= Across the Universe (message) =

2008 interstellar radio message

Across the Universe is an interstellar radio message (IRM) consisting of the song "Across the Universe" by the Beatles that was transmitted on 4 February 2008, at 00:00 UTC by NASA in the direction of the star Polaris. This transmission was made using a 70-meter "DSS-63" dish in the NASA Deep Space Network's (DSN) Madrid Deep Space Communication Complex, located in Robledo, near Madrid, Spain. The transmission ran in the 4.2-cm band (around 7.14 GHz, C band) at a power of 18 kilowatt. The format was digital, transmitted at a rate of 128 kbps, lasting 3.6 minutes - the normal speed and data rate for a digital recording on Earth.
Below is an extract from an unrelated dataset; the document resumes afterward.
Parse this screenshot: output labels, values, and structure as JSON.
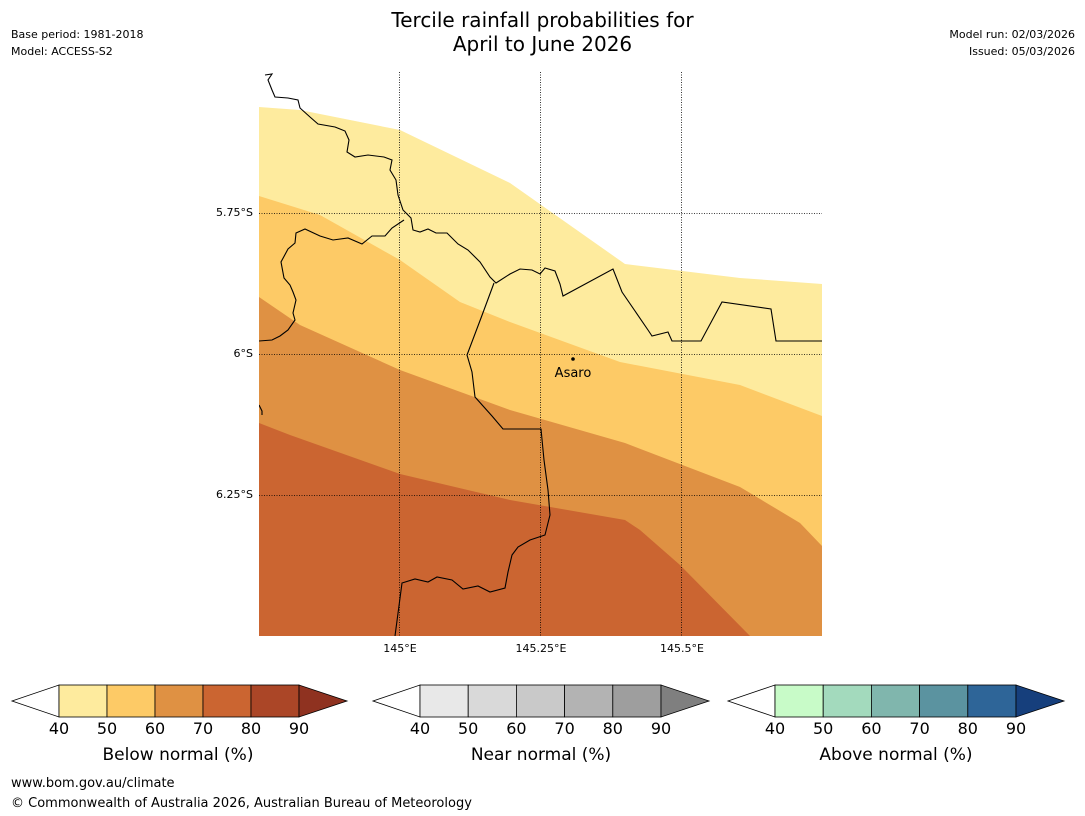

This action was done in order to celebrate the 40th anniversary of the song's recording, the 45th anniversary of the DSN, and the 50th anniversary of NASA. The idea was hatched by Beatles historian Martin Lewis, who encouraged all Beatles fans to play the track as it was beamed towards the distant star. The event marked the third time a song had ever been intentionally transmitted into deep space (the first being Russia's Teen Age Message in 2001, and the second being the 2003 Cosmic Call 2 message which included "Starman" by David Bowie and music from the Hungarian band KFT), and was approved by Paul McCartney, Yoko Ono, and Apple Records.

A. L. Zaitsev, part of the Teen Age Message project, argues that the NASA project is only a publicity stunt. The compressed digital format used makes the data more fragile to errors compared to TAM's analogue approach, not to mention aliens would not have knowledge on human audio compression algorithms. The transmission data rate is also too high to allow for a remote radio station to faithfully receive; a data rate 300,000 times lower would be required. Finally, the choice of Polaris also makes the message unlikely to reach any alien lifeform should they exist.